Tensions are brewing between Pakistan Mobile Phone Manufacturers Association (PMPMA) and Federal Board of Revenue (FBR) over a proposed increase in mobile phone tariffs.
Federal government is contemplating imposing an 18% sales tax on mobile phone assembling units in the upcoming budget. This move has sparked concerns within the industry, with the PMPMA urging the FBR to uphold government commitments made to investors.
The PMPMA delegation, during a recent meeting with FBR officials, expressed anxieties that a tax increase would disrupt localization plans and hinder Pakistan’s mobile phone export ambitions. They emphasized that implementing an 18% sales tax across the board for domestically assembled phones would be detrimental to the industry.
Pakistan’s Mobile Device Manufacturing Policy (2020) currently exempts phones priced under $350 from the 18% sales tax, while higher-priced models bear the full burden. The PMPMA highlights that this tax exemption applies to roughly 55% of smartphones used in Pakistan, which are predominantly assembled by local companies.

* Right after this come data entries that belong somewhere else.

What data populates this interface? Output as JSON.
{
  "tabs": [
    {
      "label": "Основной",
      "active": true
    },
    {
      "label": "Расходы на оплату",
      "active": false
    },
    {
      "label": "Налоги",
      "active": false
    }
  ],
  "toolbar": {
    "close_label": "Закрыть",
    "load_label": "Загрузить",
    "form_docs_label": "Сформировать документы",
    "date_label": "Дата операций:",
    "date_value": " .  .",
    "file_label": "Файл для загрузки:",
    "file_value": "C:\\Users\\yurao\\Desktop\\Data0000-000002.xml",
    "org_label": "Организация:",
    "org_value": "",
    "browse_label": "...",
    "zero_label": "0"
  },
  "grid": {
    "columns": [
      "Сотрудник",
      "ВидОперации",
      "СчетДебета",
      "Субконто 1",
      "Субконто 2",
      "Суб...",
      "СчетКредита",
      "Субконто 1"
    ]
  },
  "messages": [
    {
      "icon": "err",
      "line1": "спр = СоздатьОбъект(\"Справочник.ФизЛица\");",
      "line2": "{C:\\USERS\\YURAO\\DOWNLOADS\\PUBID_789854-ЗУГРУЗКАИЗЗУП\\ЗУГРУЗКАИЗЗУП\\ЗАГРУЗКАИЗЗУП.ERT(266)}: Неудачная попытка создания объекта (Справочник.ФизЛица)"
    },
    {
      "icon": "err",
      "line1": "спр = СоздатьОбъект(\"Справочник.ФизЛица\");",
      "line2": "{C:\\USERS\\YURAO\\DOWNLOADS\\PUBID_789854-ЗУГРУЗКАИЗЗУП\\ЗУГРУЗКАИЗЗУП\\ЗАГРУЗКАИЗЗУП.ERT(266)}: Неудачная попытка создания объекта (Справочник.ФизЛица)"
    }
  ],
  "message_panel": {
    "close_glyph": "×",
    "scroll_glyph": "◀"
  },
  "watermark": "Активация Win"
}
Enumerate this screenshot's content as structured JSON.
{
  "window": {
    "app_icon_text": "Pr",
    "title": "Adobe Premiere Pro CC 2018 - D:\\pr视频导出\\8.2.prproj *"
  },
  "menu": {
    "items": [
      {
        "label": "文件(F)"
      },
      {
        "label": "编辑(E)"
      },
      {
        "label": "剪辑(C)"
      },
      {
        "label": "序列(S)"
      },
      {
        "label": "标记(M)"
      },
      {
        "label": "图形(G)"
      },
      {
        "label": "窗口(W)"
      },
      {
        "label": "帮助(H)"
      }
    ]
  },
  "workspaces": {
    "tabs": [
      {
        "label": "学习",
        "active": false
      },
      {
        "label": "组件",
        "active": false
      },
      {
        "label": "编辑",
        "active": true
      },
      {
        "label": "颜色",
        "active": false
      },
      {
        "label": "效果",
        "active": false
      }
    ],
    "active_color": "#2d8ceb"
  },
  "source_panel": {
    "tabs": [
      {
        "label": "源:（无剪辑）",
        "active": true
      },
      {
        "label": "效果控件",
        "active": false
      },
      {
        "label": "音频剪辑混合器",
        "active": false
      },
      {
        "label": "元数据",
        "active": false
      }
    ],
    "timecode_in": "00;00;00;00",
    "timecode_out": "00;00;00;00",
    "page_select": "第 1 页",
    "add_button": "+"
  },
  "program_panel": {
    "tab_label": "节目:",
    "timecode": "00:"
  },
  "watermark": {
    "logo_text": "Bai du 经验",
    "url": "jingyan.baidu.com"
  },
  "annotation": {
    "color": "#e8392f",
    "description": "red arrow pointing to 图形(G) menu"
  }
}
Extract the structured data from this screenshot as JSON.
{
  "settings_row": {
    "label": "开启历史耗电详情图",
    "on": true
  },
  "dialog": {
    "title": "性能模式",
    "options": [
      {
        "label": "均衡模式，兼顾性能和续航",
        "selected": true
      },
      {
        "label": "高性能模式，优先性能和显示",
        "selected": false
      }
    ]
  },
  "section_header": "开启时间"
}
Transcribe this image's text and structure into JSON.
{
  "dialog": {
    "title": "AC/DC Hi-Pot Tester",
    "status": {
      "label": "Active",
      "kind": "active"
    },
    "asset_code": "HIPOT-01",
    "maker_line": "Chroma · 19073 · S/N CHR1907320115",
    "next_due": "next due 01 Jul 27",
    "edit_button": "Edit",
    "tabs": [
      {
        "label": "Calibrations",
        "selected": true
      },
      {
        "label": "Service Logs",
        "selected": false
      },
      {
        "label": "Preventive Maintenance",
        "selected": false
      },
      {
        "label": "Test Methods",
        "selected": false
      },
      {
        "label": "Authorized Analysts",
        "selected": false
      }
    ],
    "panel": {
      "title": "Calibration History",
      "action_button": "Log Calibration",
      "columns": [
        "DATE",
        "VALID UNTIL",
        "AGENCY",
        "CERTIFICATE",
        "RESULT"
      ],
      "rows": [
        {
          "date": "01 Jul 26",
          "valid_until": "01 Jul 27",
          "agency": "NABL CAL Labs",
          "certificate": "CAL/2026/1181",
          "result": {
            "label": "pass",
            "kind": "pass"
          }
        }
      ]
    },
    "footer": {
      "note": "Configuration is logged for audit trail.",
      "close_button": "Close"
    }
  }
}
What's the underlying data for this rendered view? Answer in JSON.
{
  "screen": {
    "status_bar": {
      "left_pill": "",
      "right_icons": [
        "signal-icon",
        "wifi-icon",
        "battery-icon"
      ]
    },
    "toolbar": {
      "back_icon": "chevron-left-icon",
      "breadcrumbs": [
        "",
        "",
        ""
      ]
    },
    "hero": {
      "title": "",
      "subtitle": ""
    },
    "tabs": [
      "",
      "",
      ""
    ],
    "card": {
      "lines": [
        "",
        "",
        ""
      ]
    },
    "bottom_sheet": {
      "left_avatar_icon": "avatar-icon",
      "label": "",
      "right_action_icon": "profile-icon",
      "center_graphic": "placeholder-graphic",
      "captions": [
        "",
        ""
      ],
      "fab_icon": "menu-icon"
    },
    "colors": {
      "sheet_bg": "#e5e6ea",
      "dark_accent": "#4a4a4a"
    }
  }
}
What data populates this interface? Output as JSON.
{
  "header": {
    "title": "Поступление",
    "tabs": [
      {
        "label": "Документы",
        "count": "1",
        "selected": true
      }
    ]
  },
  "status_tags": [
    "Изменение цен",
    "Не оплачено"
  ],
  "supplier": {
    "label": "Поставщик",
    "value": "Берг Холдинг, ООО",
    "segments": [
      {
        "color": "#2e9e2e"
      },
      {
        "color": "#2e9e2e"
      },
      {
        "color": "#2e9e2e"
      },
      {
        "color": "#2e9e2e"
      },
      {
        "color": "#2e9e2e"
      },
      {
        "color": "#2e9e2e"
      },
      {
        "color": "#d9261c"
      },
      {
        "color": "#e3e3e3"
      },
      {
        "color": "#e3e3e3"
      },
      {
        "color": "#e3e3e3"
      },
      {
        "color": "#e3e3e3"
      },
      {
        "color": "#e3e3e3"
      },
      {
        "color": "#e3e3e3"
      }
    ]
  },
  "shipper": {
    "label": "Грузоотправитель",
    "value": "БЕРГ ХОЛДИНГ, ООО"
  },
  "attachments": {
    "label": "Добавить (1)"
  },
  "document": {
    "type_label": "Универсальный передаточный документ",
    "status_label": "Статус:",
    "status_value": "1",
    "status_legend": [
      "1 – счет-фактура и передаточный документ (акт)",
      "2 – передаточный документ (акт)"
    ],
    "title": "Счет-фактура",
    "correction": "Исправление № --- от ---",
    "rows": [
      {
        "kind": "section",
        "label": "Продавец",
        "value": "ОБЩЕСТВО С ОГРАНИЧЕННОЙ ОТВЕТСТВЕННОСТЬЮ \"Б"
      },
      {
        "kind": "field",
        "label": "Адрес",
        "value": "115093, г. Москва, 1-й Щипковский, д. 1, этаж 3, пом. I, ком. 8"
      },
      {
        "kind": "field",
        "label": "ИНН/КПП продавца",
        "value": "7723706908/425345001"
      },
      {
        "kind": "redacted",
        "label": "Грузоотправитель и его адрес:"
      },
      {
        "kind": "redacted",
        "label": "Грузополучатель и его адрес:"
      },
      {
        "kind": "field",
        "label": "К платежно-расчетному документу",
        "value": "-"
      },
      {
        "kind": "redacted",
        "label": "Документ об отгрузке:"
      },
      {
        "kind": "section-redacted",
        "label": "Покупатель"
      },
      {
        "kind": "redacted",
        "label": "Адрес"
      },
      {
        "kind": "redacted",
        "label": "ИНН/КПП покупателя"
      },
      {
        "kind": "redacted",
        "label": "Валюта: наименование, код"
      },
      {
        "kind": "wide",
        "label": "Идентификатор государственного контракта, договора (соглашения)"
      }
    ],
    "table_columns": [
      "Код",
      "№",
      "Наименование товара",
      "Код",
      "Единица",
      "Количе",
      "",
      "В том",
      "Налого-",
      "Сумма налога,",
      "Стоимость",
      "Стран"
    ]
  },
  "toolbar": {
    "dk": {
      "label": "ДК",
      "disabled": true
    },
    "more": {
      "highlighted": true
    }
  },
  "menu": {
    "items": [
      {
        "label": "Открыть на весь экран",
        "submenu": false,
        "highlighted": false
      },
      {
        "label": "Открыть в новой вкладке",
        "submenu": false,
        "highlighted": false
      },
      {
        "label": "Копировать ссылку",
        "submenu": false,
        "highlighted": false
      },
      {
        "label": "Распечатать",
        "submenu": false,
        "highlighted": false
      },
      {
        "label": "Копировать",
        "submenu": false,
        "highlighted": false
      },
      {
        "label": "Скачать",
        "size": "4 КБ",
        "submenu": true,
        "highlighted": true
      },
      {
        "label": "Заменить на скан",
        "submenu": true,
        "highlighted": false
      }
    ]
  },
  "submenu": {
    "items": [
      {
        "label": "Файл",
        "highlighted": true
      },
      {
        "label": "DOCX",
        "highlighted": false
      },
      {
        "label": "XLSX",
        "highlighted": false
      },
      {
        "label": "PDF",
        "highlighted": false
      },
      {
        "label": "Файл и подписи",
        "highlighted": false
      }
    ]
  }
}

The Association argues that a tax increase would cripple this crucial segment of the market, potentially leading to price hikes and decreased affordability for consumers.
Coming days will be crucial as FBR deliberates on the proposed tax structure for mobile phones. The outcome of these discussions will significantly impact the future of mobile phone manufacturing and affordability in Pakistan.